Albums: The Honeydogs have released 10 studio discs since 1995, including two for the Mercury label before going indie again. Last month they released an EP, "Sunshine Committee."

Motivation: "What keeps me going forward is asking, 'What's the next thing? What's the next record? How's that going to be different from what we've already done?' I feel like every time we go to start recording, I'll bring in a batch of songs and whether we communicate it or not, it's like everyone is thinking 'What are we going to do different this time?' That still drives me. There isn't a choice for me. I'm not going to put my guitar down and move onto the next thing."

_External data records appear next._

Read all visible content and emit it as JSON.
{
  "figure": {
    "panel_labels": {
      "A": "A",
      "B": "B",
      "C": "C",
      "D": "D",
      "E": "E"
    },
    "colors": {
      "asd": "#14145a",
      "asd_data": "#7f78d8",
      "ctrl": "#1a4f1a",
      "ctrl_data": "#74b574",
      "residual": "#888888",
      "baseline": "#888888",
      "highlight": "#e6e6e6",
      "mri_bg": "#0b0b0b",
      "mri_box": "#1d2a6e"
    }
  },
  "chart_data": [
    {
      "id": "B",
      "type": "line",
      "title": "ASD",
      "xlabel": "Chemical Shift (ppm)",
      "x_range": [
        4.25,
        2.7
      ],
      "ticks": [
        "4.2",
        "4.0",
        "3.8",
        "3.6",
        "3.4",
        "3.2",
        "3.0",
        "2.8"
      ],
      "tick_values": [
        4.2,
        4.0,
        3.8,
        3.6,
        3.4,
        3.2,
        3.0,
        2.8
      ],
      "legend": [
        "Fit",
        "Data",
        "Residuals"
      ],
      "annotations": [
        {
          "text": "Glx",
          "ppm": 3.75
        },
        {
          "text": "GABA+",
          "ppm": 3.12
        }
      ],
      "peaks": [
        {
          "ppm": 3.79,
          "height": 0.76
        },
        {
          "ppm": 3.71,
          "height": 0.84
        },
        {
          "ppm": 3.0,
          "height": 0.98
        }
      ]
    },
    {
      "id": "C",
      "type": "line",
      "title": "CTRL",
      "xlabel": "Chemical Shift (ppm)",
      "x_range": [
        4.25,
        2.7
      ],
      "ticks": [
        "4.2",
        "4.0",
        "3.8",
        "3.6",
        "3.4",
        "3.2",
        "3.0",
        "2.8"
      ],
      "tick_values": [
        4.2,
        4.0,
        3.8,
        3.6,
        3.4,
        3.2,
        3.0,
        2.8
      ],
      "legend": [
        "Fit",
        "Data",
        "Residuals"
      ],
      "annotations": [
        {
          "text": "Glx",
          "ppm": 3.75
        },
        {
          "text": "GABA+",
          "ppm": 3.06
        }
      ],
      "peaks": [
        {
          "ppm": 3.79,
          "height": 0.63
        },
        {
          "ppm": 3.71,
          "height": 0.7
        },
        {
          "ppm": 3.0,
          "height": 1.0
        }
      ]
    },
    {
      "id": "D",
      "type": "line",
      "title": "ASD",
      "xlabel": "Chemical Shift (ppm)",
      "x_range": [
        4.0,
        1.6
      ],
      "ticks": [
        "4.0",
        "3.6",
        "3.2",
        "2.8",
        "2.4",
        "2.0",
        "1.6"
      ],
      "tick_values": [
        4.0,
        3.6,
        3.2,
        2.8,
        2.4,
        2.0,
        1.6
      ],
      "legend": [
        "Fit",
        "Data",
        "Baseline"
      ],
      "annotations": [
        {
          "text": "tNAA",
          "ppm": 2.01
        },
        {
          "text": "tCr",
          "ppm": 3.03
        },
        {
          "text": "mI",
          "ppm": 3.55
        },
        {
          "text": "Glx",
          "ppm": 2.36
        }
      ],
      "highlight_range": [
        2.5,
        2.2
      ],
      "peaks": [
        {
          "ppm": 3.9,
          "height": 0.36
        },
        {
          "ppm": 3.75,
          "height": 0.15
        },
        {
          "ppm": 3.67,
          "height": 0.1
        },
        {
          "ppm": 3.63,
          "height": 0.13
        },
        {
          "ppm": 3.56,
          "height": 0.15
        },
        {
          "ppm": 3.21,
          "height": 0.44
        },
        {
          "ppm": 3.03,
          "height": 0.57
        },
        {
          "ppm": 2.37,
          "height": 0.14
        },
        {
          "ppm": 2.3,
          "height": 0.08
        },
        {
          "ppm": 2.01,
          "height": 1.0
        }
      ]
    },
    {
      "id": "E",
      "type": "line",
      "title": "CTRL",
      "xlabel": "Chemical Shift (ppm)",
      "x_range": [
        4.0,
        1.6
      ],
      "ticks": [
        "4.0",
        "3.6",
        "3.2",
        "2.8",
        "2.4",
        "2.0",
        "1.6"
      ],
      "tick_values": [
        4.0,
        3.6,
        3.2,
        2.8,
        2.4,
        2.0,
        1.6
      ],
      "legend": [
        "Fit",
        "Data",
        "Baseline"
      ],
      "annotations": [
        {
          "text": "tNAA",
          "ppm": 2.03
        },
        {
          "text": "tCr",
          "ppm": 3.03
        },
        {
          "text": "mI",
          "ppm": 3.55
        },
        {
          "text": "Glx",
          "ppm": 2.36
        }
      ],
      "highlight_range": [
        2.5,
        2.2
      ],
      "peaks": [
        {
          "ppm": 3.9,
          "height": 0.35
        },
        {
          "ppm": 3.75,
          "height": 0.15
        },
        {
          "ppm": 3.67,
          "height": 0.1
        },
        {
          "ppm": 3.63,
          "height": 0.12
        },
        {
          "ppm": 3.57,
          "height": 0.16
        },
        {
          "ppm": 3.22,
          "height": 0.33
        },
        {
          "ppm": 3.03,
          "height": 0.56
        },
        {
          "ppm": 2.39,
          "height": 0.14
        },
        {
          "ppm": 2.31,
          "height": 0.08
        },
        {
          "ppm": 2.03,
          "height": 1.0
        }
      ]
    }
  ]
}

Has he made it? "No. I feel like I still haven't written my best song yet. I don't think this band has done everything we've wanted to do. But I do feel blessed in a way because there are very few bands that stick together as long as we have and have figured out a way to maintain some level of creativity and make records and create art that has meant something to us. Even when the chips were down and when we weren't making enough money, we still figured out a way to do it and nobody's ready to bag it."

Words of wisdom: "You don't learn from success, you only learn from failure. The band has always been willing to take risks of all different kinds, whether they're musical or career risks. You don't go 'Oh, we blew that, now we're done.' It's like, 'Well, that didn't work out how we anticipated. Now what?' You keep sort of morphing and changing as a result of the things that don't work so well."

What's next: He's considering a tour that would involve Honeydogs concerts at night and Bunny Clogs shows during the day.

Gigs: The 'Dogs and Clogs will perform an in-store set at 7:45 p.m. Thursday at the Electric Fetus, 2000 4th Av. S., Mpls.